I’ve recently purchased a Thrustmaster 458 Italia (http://tinyurl.com/nzmkc6p) and the DXRacer Racing Simulator (http://tinyurl.com/o7m32x4). This wasn’t a cheap expense by any stretch, and the justification was to have more fun with my go-to game, Forza Horizon 2. Unfortunately, it doesn’t seem to be working out wel… bit of background first.
The first piece of equipment I had arrive was the Thrustmaster, updated the firmware, and failing any attempts at playing with it mounted on my coffee table I instead hooked it up to my desktop table and played Live for Speed, BeamNG, Next Car Game, and GRID Autosport. All these games felt fantastic, and Live for Speed I picked back up instantly even though it’s been five years since I last played it on a Logitech G25. Force Feedback was spot-on, smooth, and crisp. I loved it.
Flash forward to the delivery of my DXRacer, past the setup, mounting, working on a clean install. I finally am sitting in that very comfortable bucket seat and leaving the Car Meet spot I’d left off near in Forza Horizon 2. The FFB (Force FeedBack for future reference) was already stiff in the menus, I expected that for navigation. But even ingame, with multitudes of adjustments ingame and on the wheel sensitivity, I can’t help but feel the FFB is just off.
Lowering the FFB strength in Forza seems to do one thing, it does not dampen any feedback, it only reduces the signal. So any sensitivtiy below 40 there’s a major loss of feedback from the wheels for slip, countersteer, or jitter from bumps. It’s just not there. Higher than 67, it’s trying to jerk your arm off. Settings between the two only mix the problems, tuning towards each side exaggerates the given issue.
So I found a balance that worked for me. And racing was awesome! Driving my A-Class 300HP GT86 was a blast, and while I wasn’t putting down my gamepad laptimes as of that time I felt much cleaner in my racing lines- with some thanks to the brutally hard FFB.
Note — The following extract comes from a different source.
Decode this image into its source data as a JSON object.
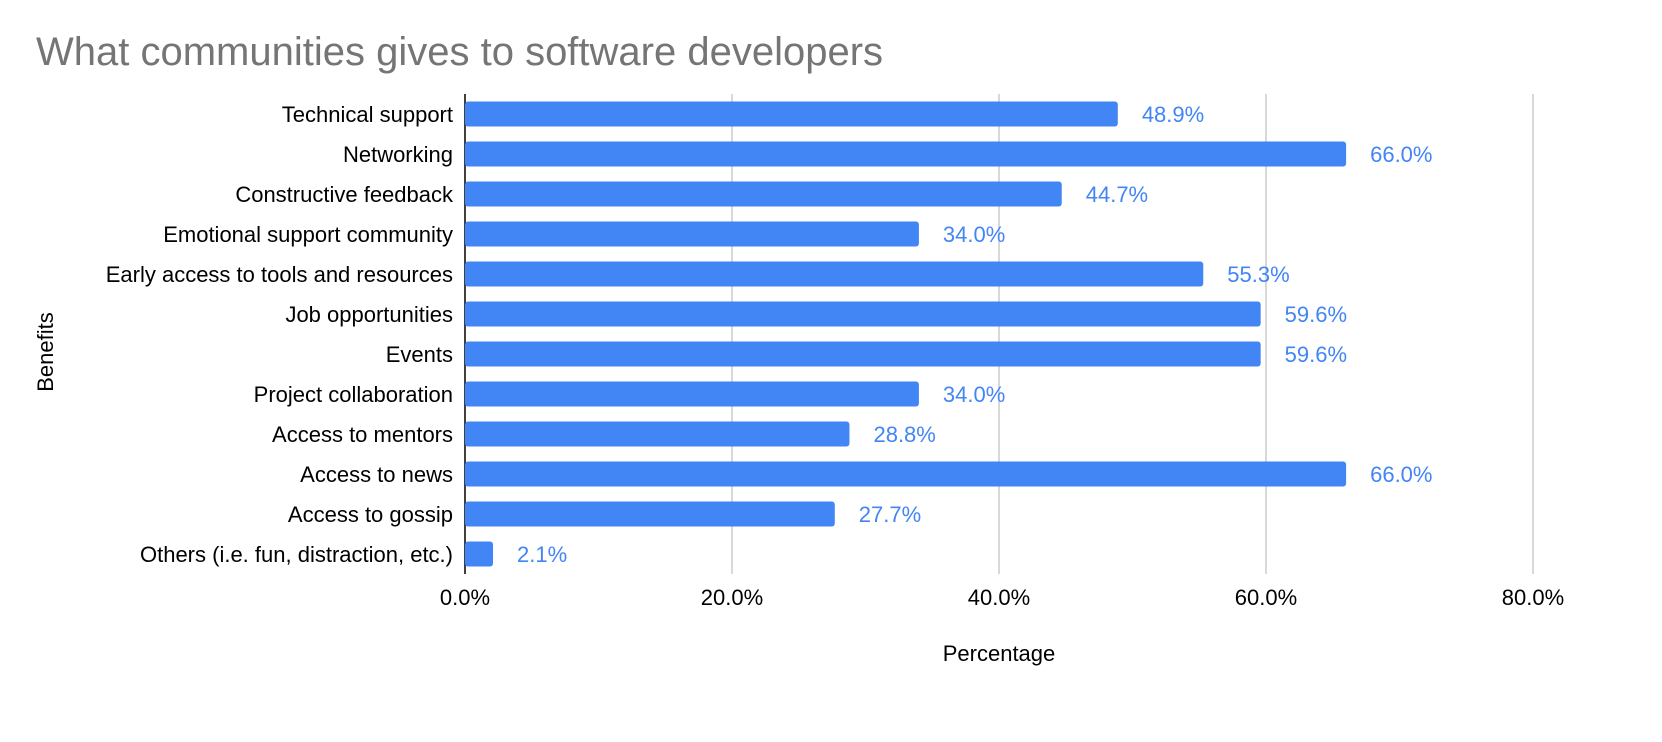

Drifting, oversteer… different beast. Once you oversteer, go to countersteer, the FFB falls flat on it’s face. I get no responsiveness, just some resistance to turning. And not even dynamic, it’s just like the wheel got stiff. it doesn’t want to turn, even while the car’s doing 360’s down the airstrip. It just stops giving feedback. And trying to recover from fishtailing is a nightmare. it’s like every car in this game turns into a snappy pendulum and it takes epic amounts of input to straighten it out. There’s no clean, minor adjustments. Once you slide you gotta treat the wheel like a gamepad else you’re facing the opposite of where you were- and you better do it fast.
So, really, what my gripe has boiled down to is that the FFB in Forza Horizon 2 isn’t what I expect. There’s no dampening, no smoothing, no clean transition of forces coming through the wheel. It doesn’t react in any way I understand. The little Nissan Frontier I drive in reality is easier to get sliding and maintain than any vehicle I’ve taken up in this game- and it’s only Forza Horizon 2. All other games feel just as I expect to react.
Is there any recommended tweak, fix, tune, adjustment, anything anyone can recommend to resolve this?
Thank you!
More info after reading other topics: I do use 900DOR, and refuse to do less. Otherwise I’d lose the point of paying for the controller. Works perfectly well in every other game, Forza should not be an exception.